Ich informierte mich über den Mann. Ein Bäcker aus Wien. Ein Bäcker ohne Bäckerei, zumindest hatte er seinen Laden geschlossen, um sich nur noch einem Hobby zu widmen, für das ihm eigentlich das Geld fehlte. Sein Name war Nix. Komischer Name, dachte ich. Aber mir sind Namen nicht so wichtig. Ich schaue auch nicht auf die Hände einer Person oder ob jemand schwitzt oder schön trocken bleibt, sowenig, wie ich der Zahl 13 auszuweichen versuche. Nix also, von mir aus.

Ich rief ihn an und kam ohne Umschweife darauf zu sprechen, was ich von ihm wollte. Bevor er noch etwas Ablehnendes sagen konnte, nannte ich eine Geldsumme, welche klarmachte, daß ich erstens nur eine ausgezeichnete Arbeit akzeptieren würde und daß ich zweitens nicht zu den Leuten gehörte, die Ablehnungen duldeten. Das ist ganz wichtig: genau jenen Betrag zu nennen, dessen Höhe das Gegenüber paralysiert. Zuviel wäre dabei ebenso ein Fehler wie zuwenig. Die Höhe muß den Ernst der Situation symbolisieren. Bei der Bezahlung zu über- oder zu untertreiben ergibt stets eine Karikatur. Das verbindet Niedriglohnempfänger mit Topmanagern.

Nix begriff sofort, daß es eine Diskussion nicht geben würde. Er fragte nur: »Bis wann brauchen Sie den Vogel?«

Ich hätte sagen können: in fünf Wochen. Aber ich wollte meine Macht mittels Freundlichkeit unter Beweis stellen. Darum erkundigte ich mich: »Schaffen Sie es in fünf Wochen?«

Ich vernahm sein Nicken durch die Telefonleitung. Dann nannte er mir den Tag, an dem ich nach Wien kommen und das »Fossil« abholen sollte.

Es ist sicher keine Kleinigkeit, eine solche Kopie herzustellen, wenn einem das Original nur in Abbildungen zur Verfügung steht. Aber bekanntermaßen kann man auch einen Picasso ganz gut fälschen, ohne darum vor dem echten Bild sitzen zu müssen. Ja, im Grunde besteht eine Meisterschaft der Fälscher darin, mittels der Fälschung das bessere Werk zu schaffen. – Ich war überzeugt, daß Nix das hinbekommen würde. Ich war überzeugt, daß er einen Archaeopteryx modellieren könnte, der sich dank winzigster Details irgendwann als noch ergiebiger erweisen würde als der echte Vogel. Ich dachte mir die Sache so ideal – so human! – wie möglich.

Leider sollte sich die Wahrheit als weit komplizierter herausstellen.
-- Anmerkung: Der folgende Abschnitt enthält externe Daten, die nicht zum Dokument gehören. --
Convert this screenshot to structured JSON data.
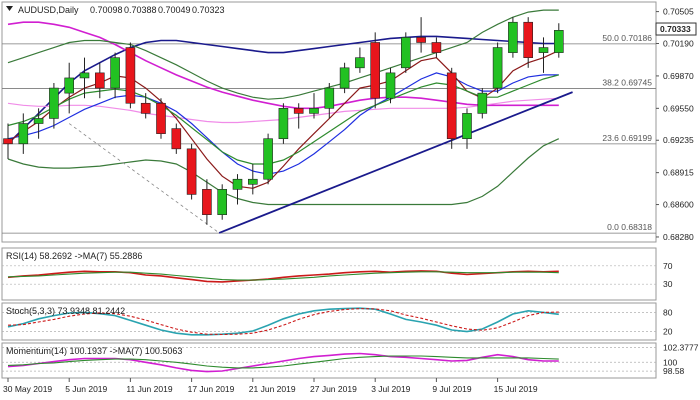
{
  "chart_data": [
    {
      "type": "candlestick",
      "title": "AUDUSD,Daily",
      "ohlc_header": {
        "open": "0.70098",
        "high": "0.70388",
        "low": "0.70049",
        "close": "0.70323"
      },
      "last_price_label": "0.70333",
      "y_ticks": [
        "0.70505",
        "0.70190",
        "0.69870",
        "0.69550",
        "0.69235",
        "0.68915",
        "0.68600",
        "0.68280"
      ],
      "ylim": [
        0.6825,
        0.7058
      ],
      "fib_levels": [
        {
          "label": "50.0 0.70186",
          "value": 0.70186
        },
        {
          "label": "38.2 0.69745",
          "value": 0.69745
        },
        {
          "label": "23.6 0.69199",
          "value": 0.69199
        },
        {
          "label": "0.0 0.68318",
          "value": 0.68318
        }
      ],
      "candles": [
        {
          "open": 0.6925,
          "high": 0.694,
          "low": 0.6905,
          "close": 0.692
        },
        {
          "open": 0.692,
          "high": 0.695,
          "low": 0.691,
          "close": 0.694
        },
        {
          "open": 0.694,
          "high": 0.6955,
          "low": 0.6925,
          "close": 0.6945
        },
        {
          "open": 0.6945,
          "high": 0.698,
          "low": 0.6935,
          "close": 0.6975
        },
        {
          "open": 0.697,
          "high": 0.7,
          "low": 0.695,
          "close": 0.6985
        },
        {
          "open": 0.6985,
          "high": 0.7005,
          "low": 0.6965,
          "close": 0.699
        },
        {
          "open": 0.699,
          "high": 0.7,
          "low": 0.6965,
          "close": 0.6975
        },
        {
          "open": 0.6975,
          "high": 0.701,
          "low": 0.6965,
          "close": 0.7005
        },
        {
          "open": 0.7015,
          "high": 0.702,
          "low": 0.6955,
          "close": 0.696
        },
        {
          "open": 0.696,
          "high": 0.697,
          "low": 0.6945,
          "close": 0.695
        },
        {
          "open": 0.696,
          "high": 0.6965,
          "low": 0.6925,
          "close": 0.693
        },
        {
          "open": 0.6935,
          "high": 0.694,
          "low": 0.691,
          "close": 0.6915
        },
        {
          "open": 0.6915,
          "high": 0.692,
          "low": 0.6865,
          "close": 0.687
        },
        {
          "open": 0.6875,
          "high": 0.6885,
          "low": 0.684,
          "close": 0.685
        },
        {
          "open": 0.685,
          "high": 0.688,
          "low": 0.6845,
          "close": 0.6875
        },
        {
          "open": 0.6875,
          "high": 0.689,
          "low": 0.686,
          "close": 0.6885
        },
        {
          "open": 0.688,
          "high": 0.69,
          "low": 0.687,
          "close": 0.6885
        },
        {
          "open": 0.6885,
          "high": 0.693,
          "low": 0.688,
          "close": 0.6925
        },
        {
          "open": 0.6925,
          "high": 0.696,
          "low": 0.692,
          "close": 0.6955
        },
        {
          "open": 0.6955,
          "high": 0.696,
          "low": 0.6935,
          "close": 0.695
        },
        {
          "open": 0.695,
          "high": 0.697,
          "low": 0.6945,
          "close": 0.6955
        },
        {
          "open": 0.6955,
          "high": 0.698,
          "low": 0.6945,
          "close": 0.6975
        },
        {
          "open": 0.6975,
          "high": 0.7,
          "low": 0.697,
          "close": 0.6995
        },
        {
          "open": 0.6995,
          "high": 0.7015,
          "low": 0.699,
          "close": 0.7005
        },
        {
          "open": 0.702,
          "high": 0.703,
          "low": 0.6955,
          "close": 0.6965
        },
        {
          "open": 0.6965,
          "high": 0.6995,
          "low": 0.696,
          "close": 0.699
        },
        {
          "open": 0.6995,
          "high": 0.703,
          "low": 0.699,
          "close": 0.7025
        },
        {
          "open": 0.7025,
          "high": 0.7045,
          "low": 0.701,
          "close": 0.702
        },
        {
          "open": 0.702,
          "high": 0.7025,
          "low": 0.7005,
          "close": 0.701
        },
        {
          "open": 0.699,
          "high": 0.6995,
          "low": 0.6915,
          "close": 0.6925
        },
        {
          "open": 0.6925,
          "high": 0.6955,
          "low": 0.6915,
          "close": 0.695
        },
        {
          "open": 0.695,
          "high": 0.6975,
          "low": 0.6945,
          "close": 0.697
        },
        {
          "open": 0.6975,
          "high": 0.702,
          "low": 0.697,
          "close": 0.7015
        },
        {
          "open": 0.701,
          "high": 0.7045,
          "low": 0.7005,
          "close": 0.704
        },
        {
          "open": 0.704,
          "high": 0.7045,
          "low": 0.6995,
          "close": 0.7005
        },
        {
          "open": 0.701,
          "high": 0.7025,
          "low": 0.699,
          "close": 0.7015
        },
        {
          "open": 0.701,
          "high": 0.7039,
          "low": 0.7005,
          "close": 0.7032
        }
      ],
      "overlays": [
        {
          "color": "#1a1a8c",
          "values": [
            0.692,
            0.6935,
            0.695,
            0.6965,
            0.698,
            0.6992,
            0.7,
            0.7008,
            0.7015,
            0.702,
            0.7022,
            0.7022,
            0.702,
            0.7018,
            0.7016,
            0.7014,
            0.7012,
            0.701,
            0.701,
            0.7012,
            0.7014,
            0.7016,
            0.7018,
            0.702,
            0.7022,
            0.7024,
            0.7025,
            0.7026,
            0.7026,
            0.7025,
            0.7024,
            0.7023,
            0.7022,
            0.7021,
            0.702,
            0.7019,
            0.7019
          ]
        },
        {
          "color": "#d11fd1",
          "values": [
            0.7038,
            0.704,
            0.704,
            0.7038,
            0.7035,
            0.703,
            0.7025,
            0.7018,
            0.701,
            0.7002,
            0.6995,
            0.6988,
            0.6982,
            0.6976,
            0.6971,
            0.6967,
            0.6963,
            0.696,
            0.6957,
            0.6955,
            0.6955,
            0.6957,
            0.696,
            0.6963,
            0.6965,
            0.6966,
            0.6966,
            0.6965,
            0.6963,
            0.6961,
            0.6959,
            0.6958,
            0.6958,
            0.6958,
            0.6958,
            0.6958,
            0.6958
          ]
        },
        {
          "color": "#f08ce8",
          "values": [
            0.696,
            0.6958,
            0.6957,
            0.6957,
            0.6958,
            0.6958,
            0.6957,
            0.6955,
            0.6953,
            0.695,
            0.6948,
            0.6946,
            0.6944,
            0.6942,
            0.6941,
            0.6941,
            0.6942,
            0.6943,
            0.6944,
            0.6946,
            0.6948,
            0.695,
            0.6952,
            0.6953,
            0.6954,
            0.6955,
            0.6955,
            0.6955,
            0.6955,
            0.6955,
            0.6956,
            0.6958,
            0.696,
            0.6962,
            0.6963,
            0.6964,
            0.6965
          ]
        },
        {
          "color": "#1f2fe0",
          "values": [
            0.6925,
            0.6928,
            0.6932,
            0.6938,
            0.6946,
            0.6954,
            0.696,
            0.6966,
            0.6968,
            0.6966,
            0.696,
            0.6952,
            0.694,
            0.6926,
            0.6912,
            0.69,
            0.6893,
            0.689,
            0.6893,
            0.69,
            0.691,
            0.6922,
            0.6934,
            0.6948,
            0.6958,
            0.6966,
            0.6975,
            0.6984,
            0.699,
            0.6986,
            0.6978,
            0.6972,
            0.6972,
            0.698,
            0.6986,
            0.6988,
            0.6988
          ]
        },
        {
          "color": "#8b1a1a",
          "values": [
            0.6922,
            0.6932,
            0.6942,
            0.6955,
            0.6966,
            0.6975,
            0.698,
            0.6987,
            0.6985,
            0.6975,
            0.6962,
            0.6945,
            0.6925,
            0.6905,
            0.6888,
            0.6878,
            0.6876,
            0.6882,
            0.6898,
            0.6915,
            0.693,
            0.6945,
            0.696,
            0.6975,
            0.6978,
            0.6982,
            0.6992,
            0.7002,
            0.7005,
            0.699,
            0.6972,
            0.6965,
            0.6975,
            0.6992,
            0.7,
            0.7005,
            0.7012
          ]
        },
        {
          "color": "#2e8b2e",
          "values": [
            0.6938,
            0.6942,
            0.6948,
            0.6956,
            0.6964,
            0.697,
            0.6972,
            0.6974,
            0.6972,
            0.6966,
            0.6958,
            0.6948,
            0.6936,
            0.6924,
            0.6912,
            0.6904,
            0.69,
            0.69,
            0.6904,
            0.6912,
            0.6922,
            0.6932,
            0.6942,
            0.6952,
            0.6958,
            0.6964,
            0.697,
            0.6976,
            0.698,
            0.6978,
            0.6972,
            0.6966,
            0.6966,
            0.6972,
            0.6978,
            0.6984,
            0.6988
          ]
        },
        {
          "color": "#3a7a3a",
          "values": [
            0.7,
            0.7005,
            0.701,
            0.7015,
            0.702,
            0.7022,
            0.7022,
            0.702,
            0.7018,
            0.7012,
            0.7005,
            0.6998,
            0.699,
            0.6982,
            0.6975,
            0.697,
            0.6966,
            0.6964,
            0.6965,
            0.6968,
            0.6972,
            0.6976,
            0.698,
            0.6985,
            0.699,
            0.6995,
            0.7,
            0.7005,
            0.701,
            0.7015,
            0.702,
            0.703,
            0.7038,
            0.7045,
            0.705,
            0.7052,
            0.7052
          ]
        },
        {
          "color": "#3a7a3a",
          "values": [
            0.6905,
            0.69,
            0.6897,
            0.6896,
            0.6896,
            0.6897,
            0.6898,
            0.69,
            0.6902,
            0.6904,
            0.6903,
            0.69,
            0.6892,
            0.6882,
            0.6872,
            0.6866,
            0.6862,
            0.686,
            0.686,
            0.686,
            0.686,
            0.686,
            0.686,
            0.686,
            0.686,
            0.686,
            0.686,
            0.686,
            0.686,
            0.686,
            0.6862,
            0.6868,
            0.6878,
            0.6892,
            0.6906,
            0.6918,
            0.6925
          ]
        }
      ],
      "trendline": {
        "start": [
          13.8,
          0.6832
        ],
        "end": [
          36.9,
          0.6971
        ],
        "color": "#1a1a8c"
      },
      "dashed_line": {
        "start": [
          4.0,
          0.694
        ],
        "end": [
          13.8,
          0.6832
        ],
        "color": "#888888"
      },
      "x_tick_labels": [
        {
          "label": "30 May 2019",
          "index": 0
        },
        {
          "label": "5 Jun 2019",
          "index": 4
        },
        {
          "label": "11 Jun 2019",
          "index": 8
        },
        {
          "label": "17 Jun 2019",
          "index": 12
        },
        {
          "label": "21 Jun 2019",
          "index": 16
        },
        {
          "label": "27 Jun 2019",
          "index": 20
        },
        {
          "label": "3 Jul 2019",
          "index": 24
        },
        {
          "label": "9 Jul 2019",
          "index": 28
        },
        {
          "label": "15 Jul 2019",
          "index": 32
        }
      ]
    },
    {
      "type": "line",
      "title": "RSI(14) 58.2692 ->MA(7) 55.2886",
      "ylim": [
        0,
        100
      ],
      "y_ticks": [
        {
          "label": "70",
          "value": 70
        },
        {
          "label": "30",
          "value": 30
        }
      ],
      "series": [
        {
          "color": "#cc1a1a",
          "values": [
            45,
            48,
            50,
            53,
            56,
            58,
            57,
            57,
            55,
            50,
            48,
            44,
            40,
            36,
            35,
            37,
            39,
            41,
            45,
            48,
            50,
            52,
            55,
            57,
            58,
            56,
            58,
            59,
            58,
            54,
            51,
            53,
            55,
            57,
            58,
            57,
            58
          ]
        },
        {
          "color": "#2e8b2e",
          "values": [
            46,
            47,
            48,
            50,
            52,
            54,
            55,
            56,
            56,
            54,
            52,
            49,
            46,
            43,
            40,
            39,
            39,
            40,
            41,
            43,
            45,
            48,
            50,
            52,
            54,
            55,
            56,
            57,
            57,
            56,
            55,
            55,
            55,
            56,
            56,
            56,
            55
          ]
        }
      ]
    },
    {
      "type": "line",
      "title": "Stoch(5,3,3) 73.9348 81.2442",
      "ylim": [
        0,
        100
      ],
      "y_ticks": [
        {
          "label": "80",
          "value": 80
        },
        {
          "label": "20",
          "value": 20
        }
      ],
      "series": [
        {
          "color": "#2aa3b0",
          "values": [
            35,
            45,
            60,
            70,
            78,
            80,
            76,
            70,
            55,
            40,
            25,
            15,
            10,
            10,
            12,
            15,
            22,
            40,
            60,
            75,
            85,
            90,
            92,
            93,
            90,
            75,
            58,
            50,
            40,
            25,
            20,
            28,
            50,
            75,
            85,
            80,
            74
          ]
        },
        {
          "color": "#cc1a1a",
          "values": [
            40,
            42,
            50,
            58,
            68,
            75,
            78,
            76,
            68,
            56,
            42,
            28,
            18,
            12,
            11,
            12,
            15,
            25,
            40,
            58,
            73,
            83,
            89,
            92,
            91,
            85,
            72,
            62,
            50,
            38,
            28,
            24,
            32,
            50,
            70,
            80,
            81
          ]
        }
      ]
    },
    {
      "type": "line",
      "title": "Momentum(14) 100.1937 ->MA(7) 100.5063",
      "ylim": [
        97.8,
        102.6
      ],
      "y_ticks": [
        {
          "label": "102.3777",
          "value": 102.38
        },
        {
          "label": "100",
          "value": 100
        },
        {
          "label": "98.58",
          "value": 98.58
        }
      ],
      "series": [
        {
          "color": "#d11fd1",
          "values": [
            99.3,
            99.5,
            99.8,
            100.1,
            100.4,
            100.6,
            100.6,
            100.6,
            100.4,
            100.0,
            99.6,
            99.1,
            98.7,
            98.5,
            98.6,
            99.0,
            99.4,
            99.8,
            100.2,
            100.6,
            100.9,
            101.1,
            101.3,
            101.4,
            101.2,
            100.9,
            100.8,
            100.6,
            100.4,
            100.2,
            100.3,
            100.8,
            101.2,
            100.9,
            100.4,
            100.2,
            100.2
          ]
        },
        {
          "color": "#2e8b2e",
          "values": [
            99.5,
            99.6,
            99.8,
            99.9,
            100.1,
            100.3,
            100.4,
            100.5,
            100.5,
            100.4,
            100.2,
            100.0,
            99.7,
            99.4,
            99.2,
            99.1,
            99.1,
            99.2,
            99.4,
            99.7,
            100.0,
            100.3,
            100.6,
            100.8,
            100.9,
            101.0,
            101.0,
            101.0,
            100.9,
            100.8,
            100.7,
            100.7,
            100.7,
            100.7,
            100.7,
            100.6,
            100.5
          ]
        }
      ]
    }
  ]
}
Nix mochte zwar ein paläontologisches Genie nicht weniger als ein begnadeter Fälscher von Fossilien sein (ein paar von den Tieren, die er angeblich entdeckt hat, haben nie existiert), aber in ihm steckte gleichwohl ein gewisser Irrsinn. Gemäß meinen Informationen war er bereits seit Monaten nicht mehr der Mieter des Ladens, in dem er einst seine kleine Bäckerei betrieben hatte. Doch obwohl jemand anderer das Geschäft soeben renovieren ließ, suchte Nix weiterhin Nacht für Nacht, eine Seitentüre benützend, die Räume auf, um in einem rückwärtigen, von der Welt abgetrennten Kämmerchen seiner Arbeit nachzugehen. Und nun bestand diese Arbeit ebendarin, einen besseren Solnhofener Archaeopteryx herzustellen.